Friday, September 21, 2018

Friday's Old Fashioned: The Harder They Fall (1956)

In the world of boxing, the word “bum” has long had an unfortunate connotation, usually employed to deride a pugilist’s in-ring skill or commitment to the fight game, much like Mickey Goldmill deemed Rocky Balboa a bum. In “The Harder They Fall”, however, the term “bum” acquires even more sinister meaning. Indeed, in the case of Argentine boxer Toro Moreno (Mike Lane) the term bum is more evocative of the boxer’s role less as any kind of actual boxer than a performer, one whose entire career is a fabrication invented by fight promoter Nick Benko (Rod Steiger) and sportswriter Eddie Willis (Humphrey Bogart), taking the desultory job merely because his newspaper has gone under and he needs money. They deem Moreno The Wild Man of the Andes, invent victories he never attained that no eyewitnesses can vouch for, and schedule him fights that are all fixed, determined to keep the ruse going until Toro is fighting for the heavyweight championship, making them all rich along the way. The slugger’s professional helplessness is best evinced in a shot where Toro is seated, just his head visible in the bottom corner of the left hand side of the frame, as Eddie and Nick and their various hangers-on argue and discuss Toro's future, what they want him to do and how they will go about having him do it. Toro has nothing to say; he is at their mercy; he is a bum.


The finer points of boxing are never discussed, and the violence in the ring is presented as being completely phony, totally real, and all part of the show. Huge and lumbering, Toro’s fights are laughable affairs where he doesn’t do much more than bop opponents on top of the head. Yet when a man who has already been knocked senseless by the heavyweight champ meets Toro in the ring, a few meaningless taps to the head trigger the man’s skull inadvertently trigger his ultimate demise. Still, Toro is given “credit” for the death in the press, which upsets the heavyweight champ, who seeks Eddie out to explain that he, not Toro, should be called the killer. It is evocative of Ron Howard’s “Cinderella Man” using the death Max Baer caused in the ring in real life, and in real life felt guilty about, simply as a means to paint the pugilist as some sort of man-killing monster. But if Howard used it un-ironically, in “Cinderella Man” director Mark Robson was cosmically calling Howard on the carpet 49 years in advance.

Lane’s performance as Toro is serviceable in just the right ways, out of his element and in over his head without ever realizing it, as if he’s a professional wrestler who even in the ring fails to grasp that the whole thing is fake. That’s why when Toro realizes everything is rigged and enters the ring in the climactic bout against the heavyweight champ, the moment is absent any kind of heroism because you know he’s getting his clock cleaned. It’s not Ali leaning on the ropes against Foreman; it’s Ali taking a battering against Holmes for no other reason than misplaced pride.
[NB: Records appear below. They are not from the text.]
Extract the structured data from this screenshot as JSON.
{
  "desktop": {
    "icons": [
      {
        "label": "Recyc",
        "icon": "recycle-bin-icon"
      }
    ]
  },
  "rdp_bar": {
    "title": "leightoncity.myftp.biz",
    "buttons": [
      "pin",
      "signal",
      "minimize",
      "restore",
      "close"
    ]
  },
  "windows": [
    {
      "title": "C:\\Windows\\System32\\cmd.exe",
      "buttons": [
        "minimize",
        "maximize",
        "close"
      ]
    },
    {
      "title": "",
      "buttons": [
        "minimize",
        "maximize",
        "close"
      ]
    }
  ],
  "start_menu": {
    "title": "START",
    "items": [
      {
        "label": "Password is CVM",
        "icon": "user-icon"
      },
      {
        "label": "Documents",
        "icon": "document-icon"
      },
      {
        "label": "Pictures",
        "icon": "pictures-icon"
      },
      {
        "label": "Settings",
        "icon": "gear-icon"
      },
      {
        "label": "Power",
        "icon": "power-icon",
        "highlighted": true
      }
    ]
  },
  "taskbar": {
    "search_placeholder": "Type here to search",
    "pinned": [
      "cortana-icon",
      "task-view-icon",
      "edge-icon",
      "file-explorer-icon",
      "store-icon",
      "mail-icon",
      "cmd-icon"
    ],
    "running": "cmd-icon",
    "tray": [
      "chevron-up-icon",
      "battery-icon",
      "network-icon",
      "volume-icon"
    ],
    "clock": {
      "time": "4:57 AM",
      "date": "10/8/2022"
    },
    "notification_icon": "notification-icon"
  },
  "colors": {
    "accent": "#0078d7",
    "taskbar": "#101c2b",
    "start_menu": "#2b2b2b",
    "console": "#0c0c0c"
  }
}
It hurts. It hurts Eddie too, who only takes this desultory job because his newspaper has gone under and he needs a little financial security.

That fatalistic air was nothing new to Bogey and he gives that unrivaled weary cynicism another exemplary workout here. In his introductory scene, where the plan is pitched to his character, Bogey does that thing he often did, that sort of faux-pacing, a couple steps this way, a couple steps that way, all while rubbing his ear and getting the look of a man who has encountered a flooded road and is deciding whether or not to try and drive through it even though he already knows he will. And sure enough, when the car winds up stuck in the water, he doesn’t panic nor bemoan his misfortune but examine his options for cutting his losses. As such, even when Eddie knows Toro is doomed, he cannot help but council the boxer to get in there anyway, as if getting paid will remedy everything. Yet when he learns Toro is not getting paid, at least not as much as he should, Eddie boils over in an exquisitely framed scene where Nick and his yes-men wine and dine, indifferent to the raging humanity of Eddie behind them.

In his own way, the character becomes a kind of pugilist, forced into the corner, fighting for his life. Even as he is, however, one punch remains. He might be a writer, but all throughout “The Harder They Fall” we never see him write, not until the end. Forced into the corner, he rears back and with a typewriter and a front page, evoking his “Deadline — USA” (1952), pulls himself off the metaphorical ropes and throws one last knockout.